An unexpected tumour of the finger: review and management
Published in Case Reports in Plastic Surgery and Hand Surgery, 2019
N. Jumper, E. Caffrey, N. McInerney
One month following referral, the patient underwent excision biopsy of the lesion which was not found to be communicating with bone, nerve or tendon and the intra-operative impression was that of a ganglion cyst (Figure 2). The initial histopathology examination reported a circumscribed multinodular predominantly solid tumour (Figure 3(a,b)) ulcerating the overlying epidermis.
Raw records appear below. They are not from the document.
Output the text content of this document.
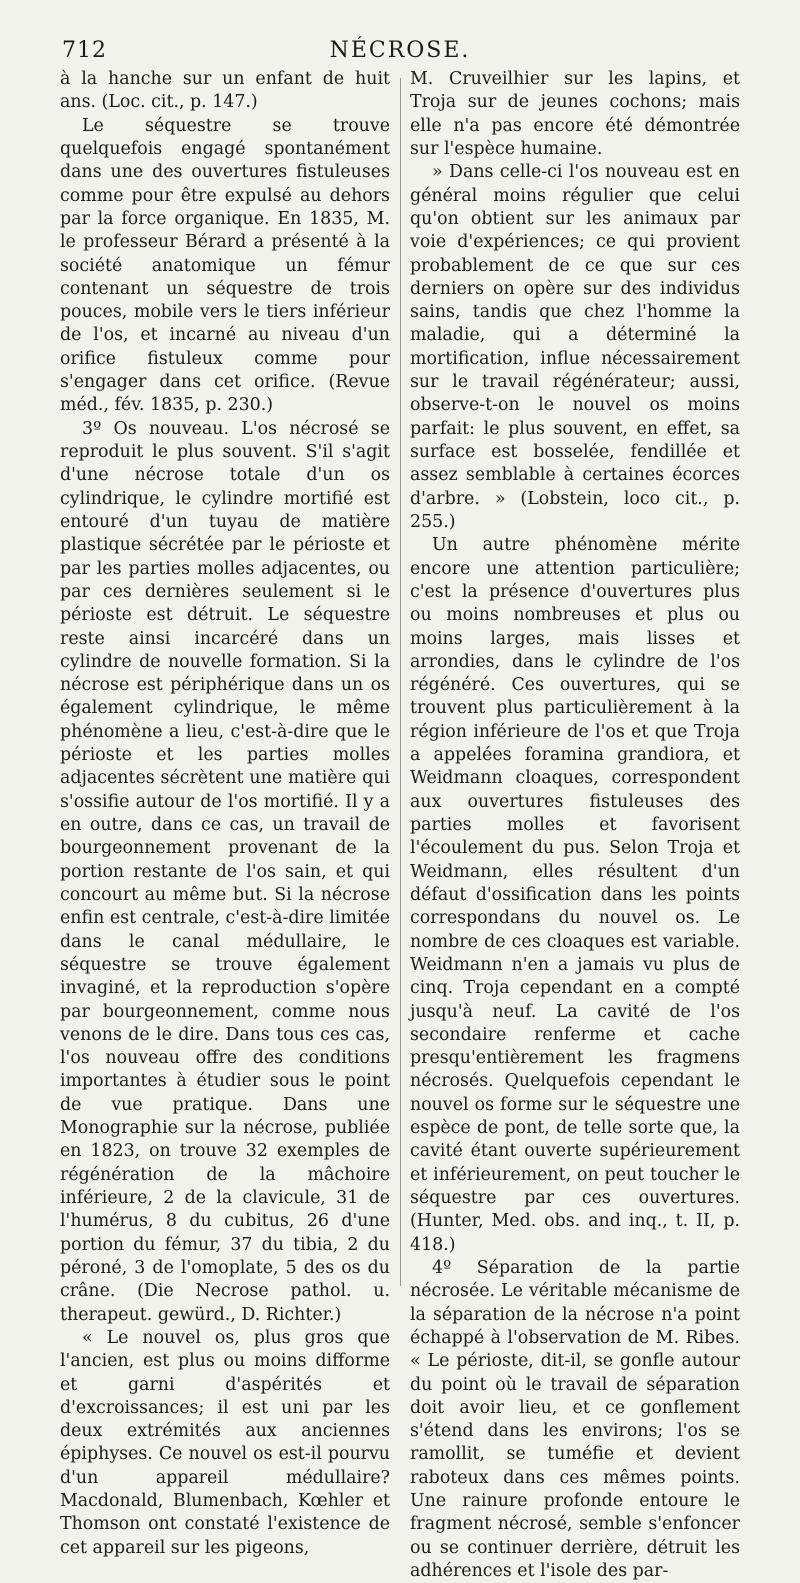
712	NÉCROSE.

à la hanche sur un enfant de huit ans. (Loc. cit., p. 147.)

Le séquestre se trouve quelquefois engagé spontanément dans une des ouvertures fistuleuses comme pour être expulsé au dehors par la force organique. En 1835, M. le professeur Bérard a présenté à la société anatomique un fémur contenant un séquestre de trois pouces, mobile vers le tiers inférieur de l'os, et incarné au niveau d'un orifice fistuleux comme pour s'engager dans cet orifice. (Revue méd., fév. 1835, p. 230.)

3º Os nouveau. L'os nécrosé se reproduit le plus souvent. S'il s'agit d'une nécrose totale d'un os cylindrique, le cylindre mortifié est entouré d'un tuyau de matière plastique sécrétée par le périoste et par les parties molles adjacentes, ou par ces dernières seulement si le périoste est détruit. Le séquestre reste ainsi incarcéré dans un cylindre de nouvelle formation. Si la nécrose est périphérique dans un os également cylindrique, le même phénomène a lieu, c'est-à-dire que le périoste et les parties molles adjacentes sécrètent une matière qui s'ossifie autour de l'os mortifié. Il y a en outre, dans ce cas, un travail de bourgeonnement provenant de la portion restante de l'os sain, et qui concourt au même but. Si la nécrose enfin est centrale, c'est-à-dire limitée dans le canal médullaire, le séquestre se trouve également invaginé, et la reproduction s'opère par bourgeonnement, comme nous venons de le dire. Dans tous ces cas, l'os nouveau offre des conditions importantes à étudier sous le point de vue pratique. Dans une Monographie sur la nécrose, publiée en 1823, on trouve 32 exemples de régénération de la mâchoire inférieure, 2 de la clavicule, 31 de l'humérus, 8 du cubitus, 26 d'une portion du fémur, 37 du tibia, 2 du péroné, 3 de l'omoplate, 5 des os du crâne. (Die Necrose pathol. u. therapeut. gewürd., D. Richter.)

« Le nouvel os, plus gros que l'ancien, est plus ou moins difforme et garni d'aspérités et d'excroissances; il est uni par les deux extrémités aux anciennes épiphyses. Ce nouvel os est-il pourvu d'un appareil médullaire? Macdonald, Blumenbach, Kœhler et Thomson ont constaté l'existence de cet appareil sur les pigeons,

M. Cruveilhier sur les lapins, et Troja sur de jeunes cochons; mais elle n'a pas encore été démontrée sur l'espèce humaine.

» Dans celle-ci l'os nouveau est en général moins régulier que celui qu'on obtient sur les animaux par voie d'expériences; ce qui provient probablement de ce que sur ces derniers on opère sur des individus sains, tandis que chez l'homme la maladie, qui a déterminé la mortification, influe nécessairement sur le travail régénérateur; aussi, observe-t-on le nouvel os moins parfait: le plus souvent, en effet, sa surface est bosselée, fendillée et assez semblable à certaines écorces d'arbre. » (Lobstein, loco cit., p. 255.)

Un autre phénomène mérite encore une attention particulière; c'est la présence d'ouvertures plus ou moins nombreuses et plus ou moins larges, mais lisses et arrondies, dans le cylindre de l'os régénéré. Ces ouvertures, qui se trouvent plus particulièrement à la région inférieure de l'os et que Troja a appelées foramina grandiora, et Weidmann cloaques, correspondent aux ouvertures fistuleuses des parties molles et favorisent l'écoulement du pus. Selon Troja et Weidmann, elles résultent d'un défaut d'ossification dans les points correspondans du nouvel os. Le nombre de ces cloaques est variable. Weidmann n'en a jamais vu plus de cinq. Troja cependant en a compté jusqu'à neuf. La cavité de l'os secondaire renferme et cache presqu'entièrement les fragmens nécrosés. Quelquefois cependant le nouvel os forme sur le séquestre une espèce de pont, de telle sorte que, la cavité étant ouverte supérieurement et inférieurement, on peut toucher le séquestre par ces ouvertures. (Hunter, Med. obs. and inq., t. II, p. 418.)

4º Séparation de la partie nécrosée. Le véritable mécanisme de la séparation de la nécrose n'a point échappé à l'observation de M. Ribes. « Le périoste, dit-il, se gonfle autour du point où le travail de séparation doit avoir lieu, et ce gonflement s'étend dans les environs; l'os se ramollit, se tuméfie et devient raboteux dans ces mêmes points. Une rainure profonde entoure le fragment nécrosé, semble s'enfoncer ou se continuer derrière, détruit les adhérences et l'isole des par-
There were focal papillary projections with tubular/ductal structures (Figure 3(c)) where ducts were lined by a double layer of epithelium consisting of inner cuboidal cells and an outer myoepithelial layer (Figure 3(d,e,f,g)). There was also evidence of lymphovascular invasion (Figure 3(h,i)), focally high mitotic activity (Figure 3(j)) and the tumour was shown to abut the margins. Immunohistochemistry was performed (Table 1) confirming a myoepithelial cell population expressing smooth muscle actin, calponin, D2-40 (Figure 3(i)) and p63 (Figure 3(f)). The tumour was classified as digital papillary adenocarcinoma. The histopathology sections were sent to an external institution for expert opinion and the diagnosis affirmed with recommendation of complete excision and close follow-up. This recommendation was echoed when the case was discussed at the local multi-disciplinary meeting.